- Born: February 1, 1929 Budapest, Hungary
- Died: January 23, 2000 (aged 70) Chico, California
- Education: University of Vienna University of California, Berkeley
- Employer: California State University, Chico

= Nicholas Nagy-Talavera =

Nicholas M. Nagy-Talavera or Miklós Nagy (February 1, 1929 - January 23, 2000) was a Hungarian-American dissident, historian, writer and professor.

==Biography==
He was born to prosperous merchants of Sephardic Jewish descent and spent his childhood in Oradea, Romania. In 1944, when he was 14 years old, Nagy-Talavera was arrested by Hungarian police and handed over to German authorities, who transported him to Auschwitz concentration camp, where he encountered the notorious Josef Mengele. He survived Auschwitz and returned to Budapest in 1945 to find that his parents had also survived the war by hiding with Christian friends.

In 1948 Nagy-Talavera enrolled at the University of Vienna. Because of his dissident activities, he fell afoul of SMERSH, the Red Army's counter-intelligence branch. Arrested, convicted of espionage, and sentenced to 25 years of slave labor, he spent the next seven years in the USSR's gulag system. He was released in late 1955, and returned to Budapest in time to participate in the Hungarian Revolution of 1956. When the revolution failed he fled to Vienna, and thence to the United States.

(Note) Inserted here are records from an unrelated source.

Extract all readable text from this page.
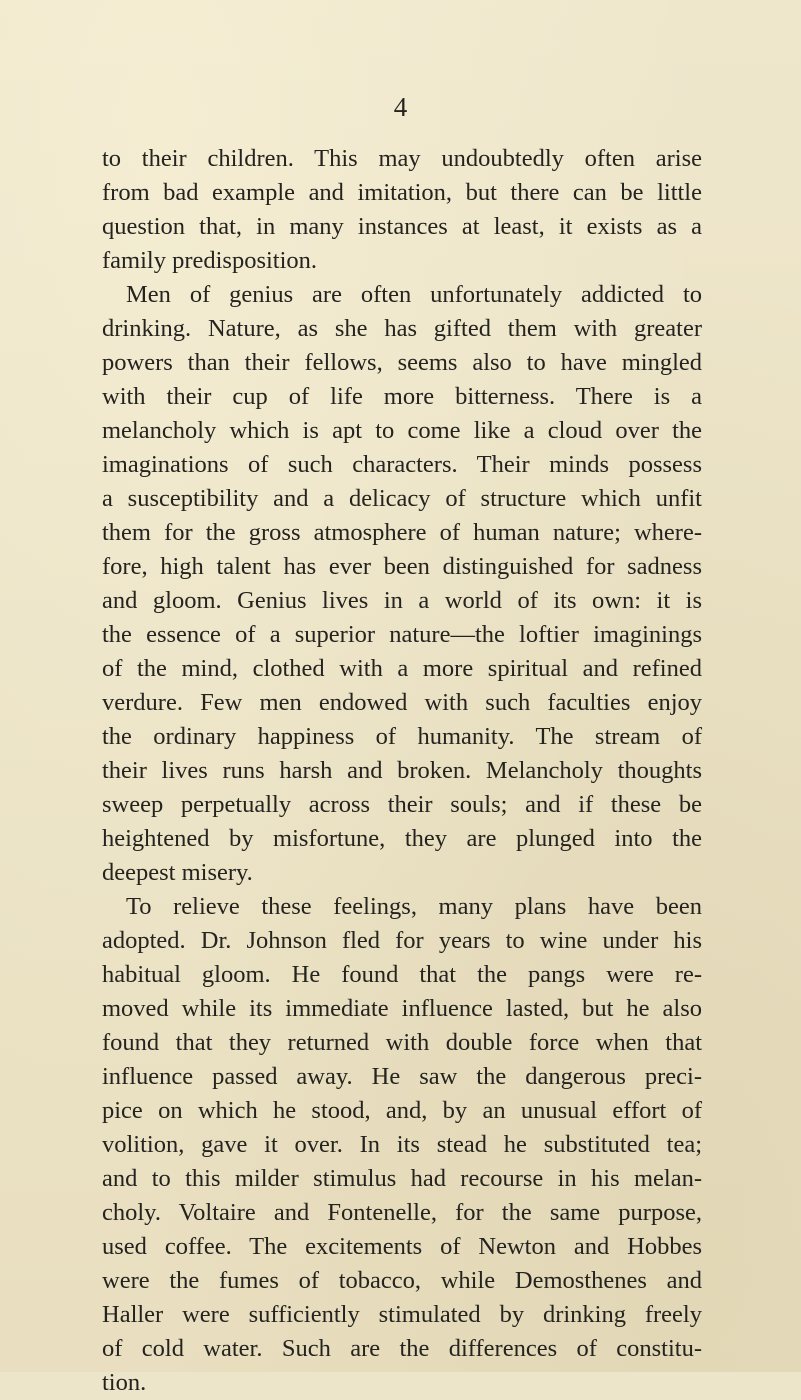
4
to their children. This may undoubtedly often arise
from bad example and imitation, but there can be little
question that, in many instances at least, it exists as a
family predisposition.
Men of genius are often unfortunately addicted to
drinking. Nature, as she has gifted them with greater
powers than their fellows, seems also to have mingled
with their cup of life more bitterness. There is a
melancholy which is apt to come like a cloud over the
imaginations of such characters. Their minds possess
a susceptibility and a delicacy of structure which unfit
them for the gross atmosphere of human nature; where-
fore, high talent has ever been distinguished for sadness
and gloom. Genius lives in a world of its own: it is
the essence of a superior nature—the loftier imaginings
of the mind, clothed with a more spiritual and refined
verdure. Few men endowed with such faculties enjoy
the ordinary happiness of humanity. The stream of
their lives runs harsh and broken. Melancholy thoughts
sweep perpetually across their souls; and if these be
heightened by misfortune, they are plunged into the
deepest misery.
To relieve these feelings, many plans have been
adopted. Dr. Johnson fled for years to wine under his
habitual gloom. He found that the pangs were re-
moved while its immediate influence lasted, but he also
found that they returned with double force when that
influence passed away. He saw the dangerous preci-
pice on which he stood, and, by an unusual effort of
volition, gave it over. In its stead he substituted tea;
and to this milder stimulus had recourse in his melan-
choly. Voltaire and Fontenelle, for the same purpose,
used coffee. The excitements of Newton and Hobbes
were the fumes of tobacco, while Demosthenes and
Haller were sufficiently stimulated by drinking freely
of cold water. Such are the differences of constitu-
tion.
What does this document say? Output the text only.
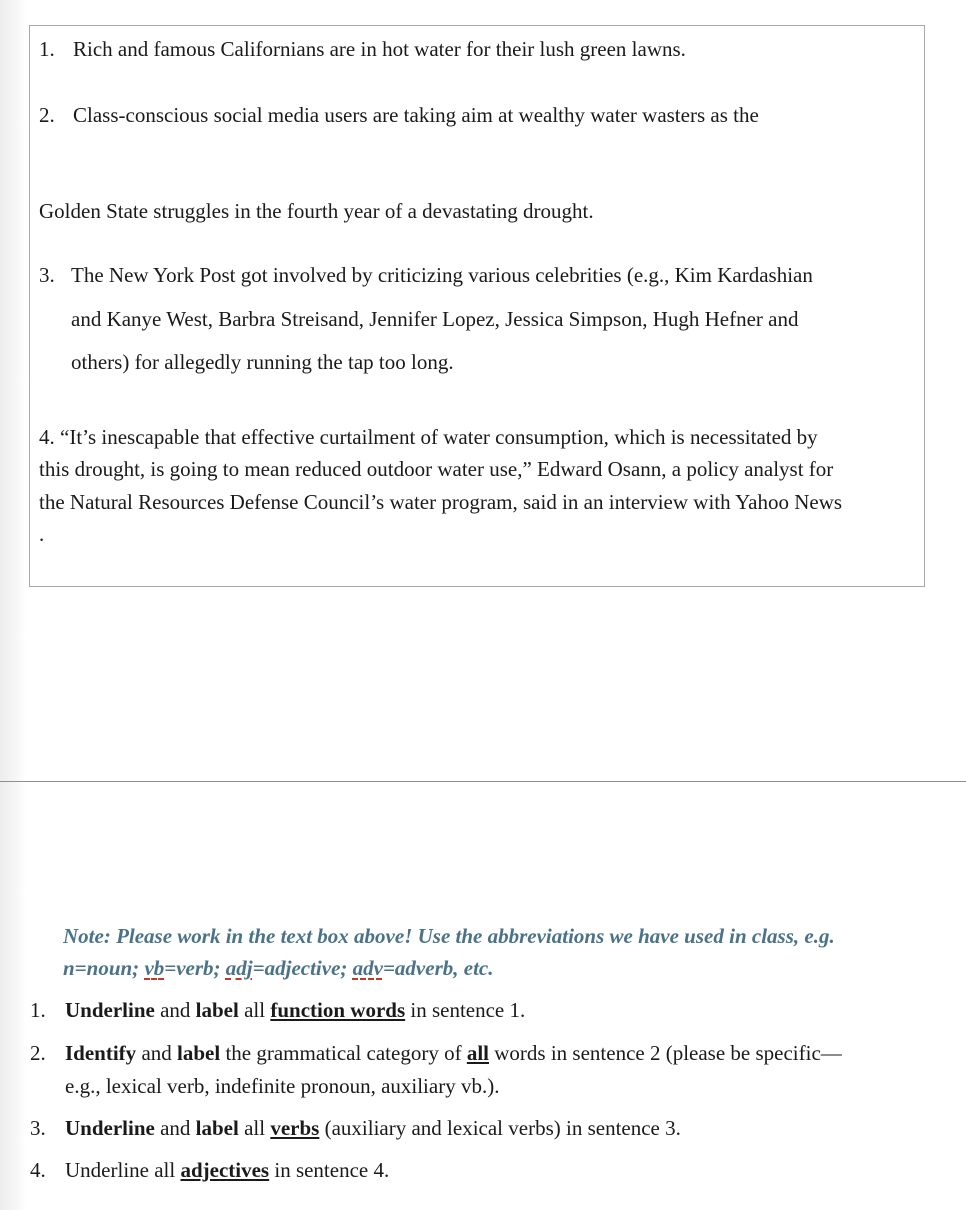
1. Rich and famous Californians are in hot water for their lush green lawns.
2. Class-conscious social media users are taking aim at wealthy water wasters as the
Golden State struggles in the fourth year of a devastating drought.
3. The New York Post got involved by criticizing various celebrities (e.g., Kim Kardashian
and Kanye West, Barbra Streisand, Jennifer Lopez, Jessica Simpson, Hugh Hefner and
others) for allegedly running the tap too long.
4. “It’s inescapable that effective curtailment of water consumption, which is necessitated by
this drought, is going to mean reduced outdoor water use,” Edward Osann, a policy analyst for
the Natural Resources Defense Council’s water program, said in an interview with Yahoo News
.
Note: Please work in the text box above! Use the abbreviations we have used in class, e.g.
n=noun; vb=verb; adj=adjective; adv=adverb, etc.
1. Underline and label all function words in sentence 1.
2. Identify and label the grammatical category of all words in sentence 2 (please be specific—
e.g., lexical verb, indefinite pronoun, auxiliary vb.).
3. Underline and label all verbs (auxiliary and lexical verbs) in sentence 3.
4. Underline all adjectives in sentence 4.
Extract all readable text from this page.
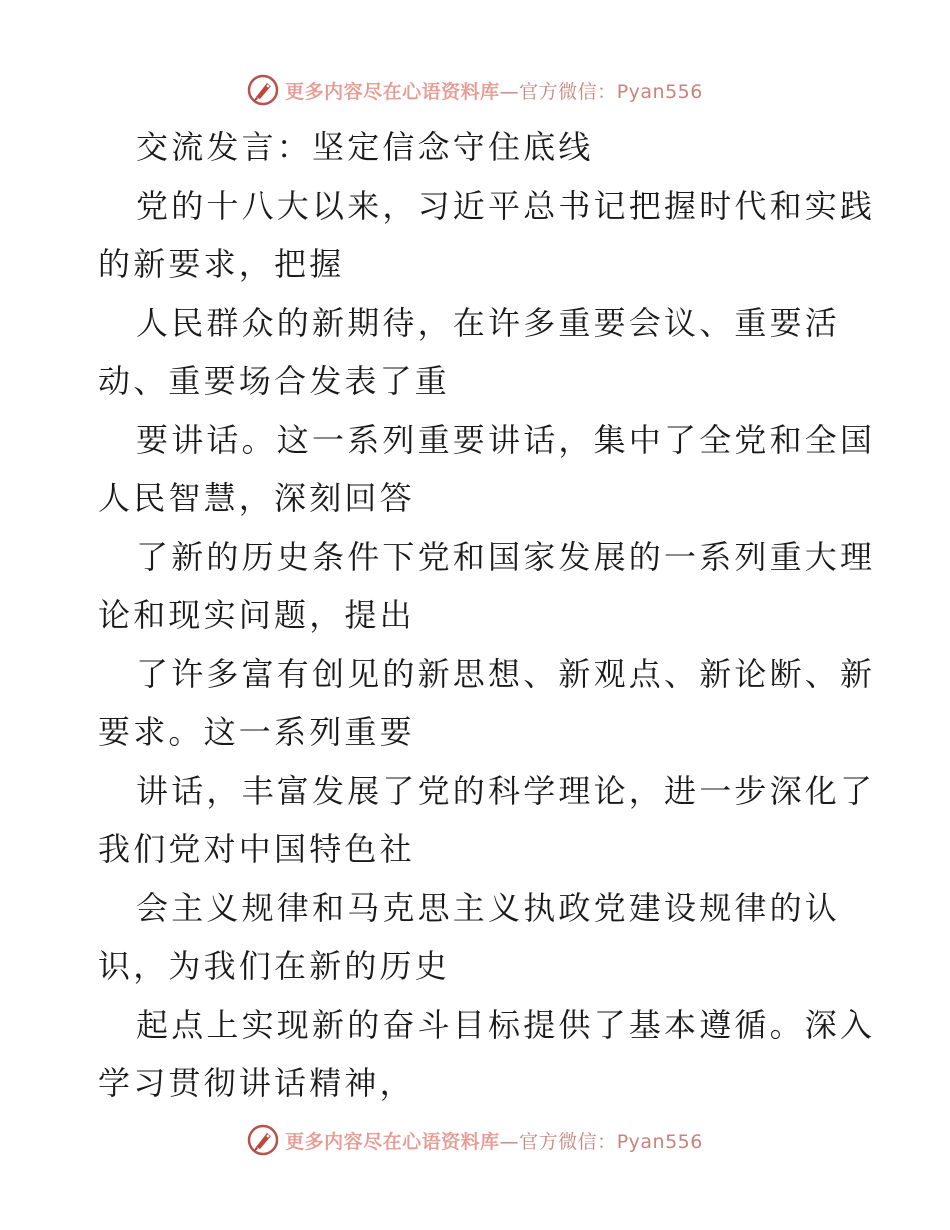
更多内容尽在心语资料库—官方微信：Pyan556
交流发言：坚定信念守住底线
党的十八大以来，习近平总书记把握时代和实践
的新要求，把握
人民群众的新期待，在许多重要会议、重要活
动、重要场合发表了重
要讲话。这一系列重要讲话，集中了全党和全国
人民智慧，深刻回答
了新的历史条件下党和国家发展的一系列重大理
论和现实问题，提出
了许多富有创见的新思想、新观点、新论断、新
要求。这一系列重要
讲话，丰富发展了党的科学理论，进一步深化了
我们党对中国特色社
会主义规律和马克思主义执政党建设规律的认
识，为我们在新的历史
起点上实现新的奋斗目标提供了基本遵循。深入
学习贯彻讲话精神，
更多内容尽在心语资料库—官方微信：Pyan556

Nagy-Talavera completed his Bachelor of Arts and Ph.D. degrees at the University of California, Berkeley. He taught Russian and Eastern European History at California State University, Chico from 1967 until his retirement in 1991.

Nagy-Talavera was the author of many articles and books including on Nicolae Iorga (Nicolae Iorga: A Biography)
and the Arrow Cross and the Iron Guard (The Green Shirts and the Others: A History of Fascism in Hungary and Romania). He was just a child when he met Corneliu Zelea Codreanu, the leader of the Iron Guard.